Since it can be chewy, a marinade with a decent amount of acidity helps to break down the fibers that hold it together.
1 cup balsamic vinegar
1/2 avocado oil
1 tbsp rosemary
1 tbsp garlic
1 tbsp minced onion
1 tbsp lemon juice
green onions for granish
1 pound purple potatoes from Oak Hill Acres
1 pound green beans, stems removed, from Oak Hill Acres
4 Tbsp butter
1/2 cup heavy cream
2 tsp salt
1. Combine all the ingredients for the marinade in a bowl or plastic bag.
Allow steaks to marinade for at least 8 hours and up to 24 hours.
2. Preheat your grill or cast iron to medium/high heat.
3. Wash and cut your potatoes. Add to a pot of water and bring to a boil.
4. Add enough oil to cover the bottom of the pan (if using) and add your steak.
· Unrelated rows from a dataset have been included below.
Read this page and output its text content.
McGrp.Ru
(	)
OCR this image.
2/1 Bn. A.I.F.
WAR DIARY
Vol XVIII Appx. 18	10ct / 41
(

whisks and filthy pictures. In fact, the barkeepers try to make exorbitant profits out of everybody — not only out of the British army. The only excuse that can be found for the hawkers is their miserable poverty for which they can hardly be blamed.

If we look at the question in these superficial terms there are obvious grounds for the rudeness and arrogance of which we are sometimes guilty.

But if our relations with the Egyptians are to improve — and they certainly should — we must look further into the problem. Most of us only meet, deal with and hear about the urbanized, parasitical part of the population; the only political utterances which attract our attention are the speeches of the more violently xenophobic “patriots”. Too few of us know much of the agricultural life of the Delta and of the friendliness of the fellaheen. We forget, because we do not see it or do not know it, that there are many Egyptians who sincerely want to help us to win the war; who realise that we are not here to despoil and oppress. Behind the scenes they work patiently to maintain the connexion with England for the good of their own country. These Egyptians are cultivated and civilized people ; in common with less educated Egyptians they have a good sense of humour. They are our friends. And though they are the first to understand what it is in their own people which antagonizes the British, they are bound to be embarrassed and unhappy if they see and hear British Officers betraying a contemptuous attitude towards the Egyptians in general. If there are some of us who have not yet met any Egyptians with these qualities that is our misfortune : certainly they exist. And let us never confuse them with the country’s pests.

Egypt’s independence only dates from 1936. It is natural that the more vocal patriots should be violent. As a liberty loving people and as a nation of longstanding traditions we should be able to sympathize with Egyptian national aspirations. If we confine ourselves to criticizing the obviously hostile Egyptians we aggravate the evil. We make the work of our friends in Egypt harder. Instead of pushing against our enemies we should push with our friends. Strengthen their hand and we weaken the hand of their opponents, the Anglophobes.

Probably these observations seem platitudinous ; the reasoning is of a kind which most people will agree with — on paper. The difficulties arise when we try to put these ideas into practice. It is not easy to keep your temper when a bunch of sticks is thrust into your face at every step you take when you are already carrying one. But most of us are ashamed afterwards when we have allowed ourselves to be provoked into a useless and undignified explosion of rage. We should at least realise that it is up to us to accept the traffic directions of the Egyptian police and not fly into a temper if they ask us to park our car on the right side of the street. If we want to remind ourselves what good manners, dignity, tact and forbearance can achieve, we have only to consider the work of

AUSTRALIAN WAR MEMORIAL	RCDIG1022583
5. Bring another small pot of water to a boil and add the beans. Once the water reaches a low boil again, cook for 4-5 minutes.
6. Flip your steak after about 5-6 minutes.
7. Once your potatoes are soft, drain water and place the potatoes back in the pot. Add the heavy cream, 2 tbsp butter and 1 tsp salt.
8. Once green beans are tender, drain off water and add back to pot. Add remaining butter and salt.